The addition of Be in these Ni-Cr alloys promoted castability improvement of these alloys and enhanced bonding strength between porcelain and metal3,6,14,17,20,23. However, in addition to beryllium, the presence of other potentially pathogenic metallic components in Ni-Cr alloys has contributed for reinsertion of Pd-Ag in the market5,8. Porcelains suitable for Pd-Ag alloys were then developed, which avoid wearing of the ceramic coverage by Ag diffusion in ceramics7,9 evidencing that this alloy system is safer than alloys with Ni 7.
High palladium alloys were introduced in the early 1980s and are currently widely used in metal-ceramic restorations, even though they have not yet been scientifically investigated to the extent that their widespread use requires10,13,14,17,18. This type of alloy presents characteristics that, in spite of not interfering with the porcelain-to-metal bond, must be observed. Moreover, there are elements in the alloy composition, such as silver and tin, which are susceptible to oxidation. Thus, previous oxidation is an important procedure that could increase the bond strength of such metal-ceramic interface1,16,19. Furthermore, the Pd-Ag alloy (Pors-on 4) presents much smaller grains than other Pd-Ag alloys that provide better mechanical qualities, besides promoting larger external contact surface14.

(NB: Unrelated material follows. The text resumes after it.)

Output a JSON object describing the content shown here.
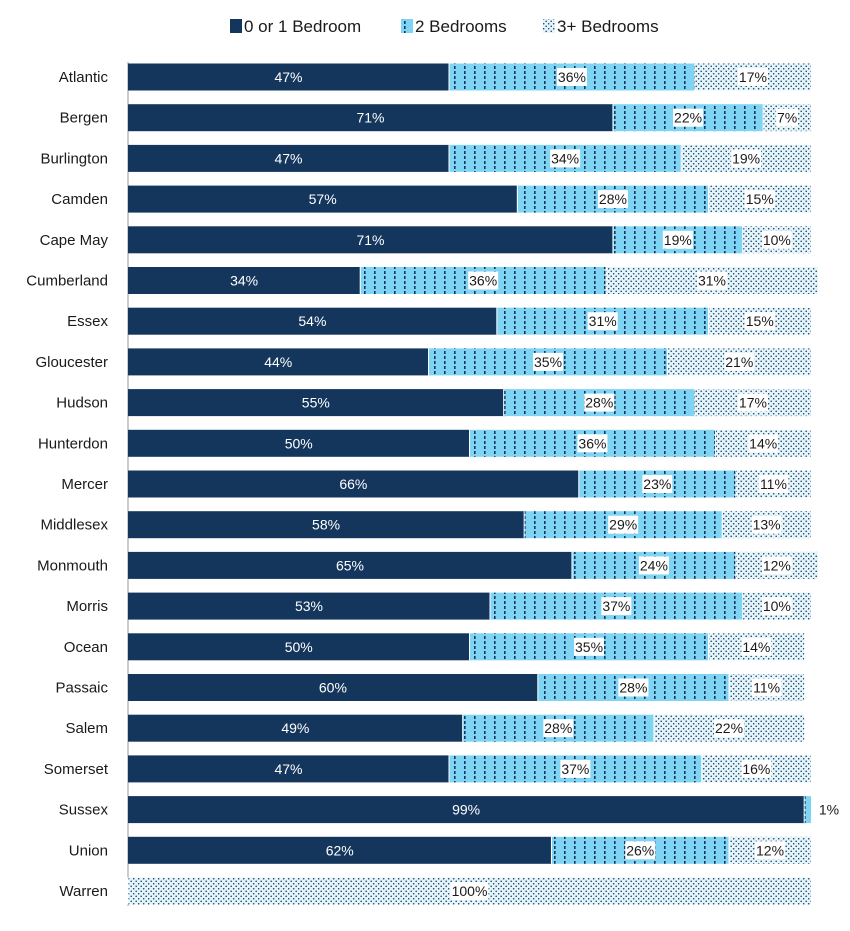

Another characteristic of the palladium alloy is its high sensitivity to the presence of carbon during casting procedures. This could generate problems such as ceramic porosities and carbon contamination in the alloy6,15,17,18. The carbon promotes a formation of carbon monoxide during the ceramic baking, creating bubbles and porosities, which could be partly responsible for undesirable outcomes, such as cracks or fractures.
The purpose of this study was to evaluate the metal-ceramic bond strength (MCBS) of 6 metal-ceramic pairs (2 Ni-Cr alloys with/without Be and 1 Pd-Ag alloy with 2 dental ceramics) and correlate the MCBS values with the differences between the CTEs of the metals and ceramics.